Andrew Davies (Bleak House) wrote the screenplay for this final installment of The Complete Jane Austen, U.S. television’s first broadcast of all six of Austen’s immortal novels. Davies is renowned for his adaptations of many classic literary works, including the series’ versions of Northanger Abbey, Emma and Pride and Prejudice.

Newcomer Hattie Morahan plays the sister with sense, Elinor Dashwood, who is also kind, good-tempered and scrupulously discreet. Fortunately, Elinor has a passionate streak just waiting for release. On the sensibility side, Charity Wakefield (Jane Eyre) is Elinor’s outgoing, impetuous younger sister, Marianne, who is inclined to cast caution to the wind where men are concerned — a potentially ruinous path in late 18th-century English society. Before the story is over, however, Marianne learns to tap her inner reserves of rationality.

Janet McTeer (The Amazing Mrs. Pritchard) stars as the girls’ mother, the widowed matriarch of the little female band, living in virtual penury thanks to spineless stepson John Dashwood (Mark Gatiss) and his wicked wife, Fanny (Claire Skinner). Lucy Boynton plays the youngest sister, Margaret, who has a child’s gift for stating the obvious when her sisters are inclined to deceive themselves.
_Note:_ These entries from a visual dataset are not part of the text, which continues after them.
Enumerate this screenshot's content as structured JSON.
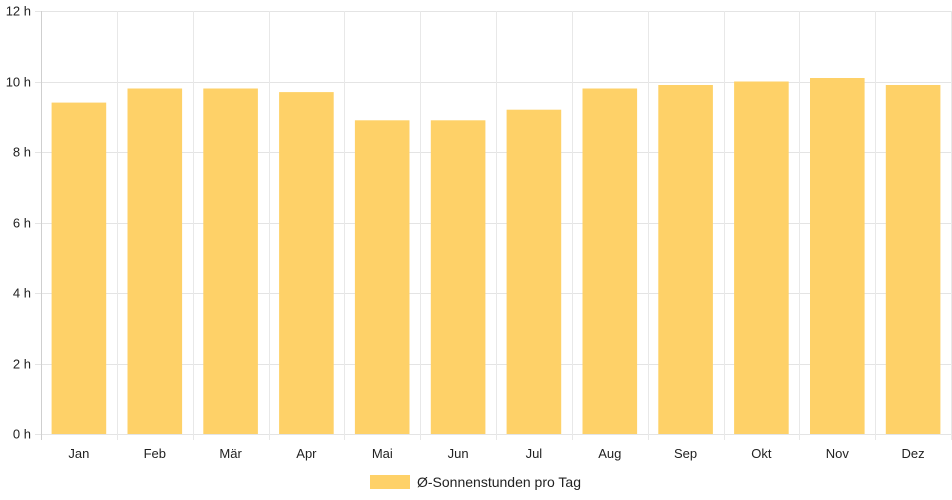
{
  "chart_data": {
    "type": "bar",
    "categories": [
      "Jan",
      "Feb",
      "Mär",
      "Apr",
      "Mai",
      "Jun",
      "Jul",
      "Aug",
      "Sep",
      "Okt",
      "Nov",
      "Dez"
    ],
    "series": [
      {
        "name": "Ø-Sonnenstunden pro Tag",
        "values": [
          9.4,
          9.8,
          9.8,
          9.7,
          8.9,
          8.9,
          9.2,
          9.8,
          9.9,
          10.0,
          10.1,
          9.9
        ],
        "color": "#fed168"
      }
    ],
    "yticks": [
      {
        "value": 0,
        "label": "0 h"
      },
      {
        "value": 2,
        "label": "2 h"
      },
      {
        "value": 4,
        "label": "4 h"
      },
      {
        "value": 6,
        "label": "6 h"
      },
      {
        "value": 8,
        "label": "8 h"
      },
      {
        "value": 10,
        "label": "10 h"
      },
      {
        "value": 12,
        "label": "12 h"
      }
    ],
    "ylim": [
      0,
      12
    ],
    "grid": true,
    "legend": "bottom-center",
    "title": "",
    "xlabel": "",
    "ylabel": ""
  }
}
The men in this romantic fantasy are a mysterious lot. Dan Stevens plays Edward Ferrars, Fanny’s aimless but adorable brother, who wins Elinor’s heart early on but then inexplicably disappears. David Morrissey is stalwart Colonel Brandon, who overcomes a melodramatic episode of lost love from his past to fall head over heels for Marianne. Dominic Cooper is smoldering charmer John Willoughby, whom Marianne favors over the colonel.

Longtime Masterpiece fans will welcome the return of Jean Marsh, the house-parlor maid Rose in Upstairs, Downstairs,who appears in a quite different role in this production as Mrs. Ferrars, Edward and Fanny’s rich, imperious mother.

Sense and Sensibility was Jane Austen’s first published novel, appearing in 1811 to glowing reviews like this one: “The incidents are probable, and highly pleasing, and interesting; the conclusion such as the reader must wish it should be, and the whole is just long enough to interest without fatiguing.”

In an era rife with novels of courtship, Austen’s books stood out for their vivid characters, witty social commentary and satisfyingly complex routes to the altar. Sense and Sensibility fits the pattern with a pair of sisters who are as different as they can be, both facing the dim marriage prospects of the impoverished gentry.

Whether consciously or not, Austen goes in for a little symbolism to reflect her heroines’ plight: the novel contains more rain than any of her other books. In particular, the plot turns on two scenes in which Marianne is caught out in the elements.

Heightening the weather motif, screenwriter Davies employs a downpour for a scene emphasizing Edward’s love-tormented psyche. Davies also expands on a couple of episodes that Austen considered too shocking to write about in anything but cloaked language: a shameful seduction involving one of the protagonists and a duel to satisfy manly honor.

Of course, there is something else entirely that will satisfy womanly honor, and Austen sees that we get it exactly as we “wish it should be.”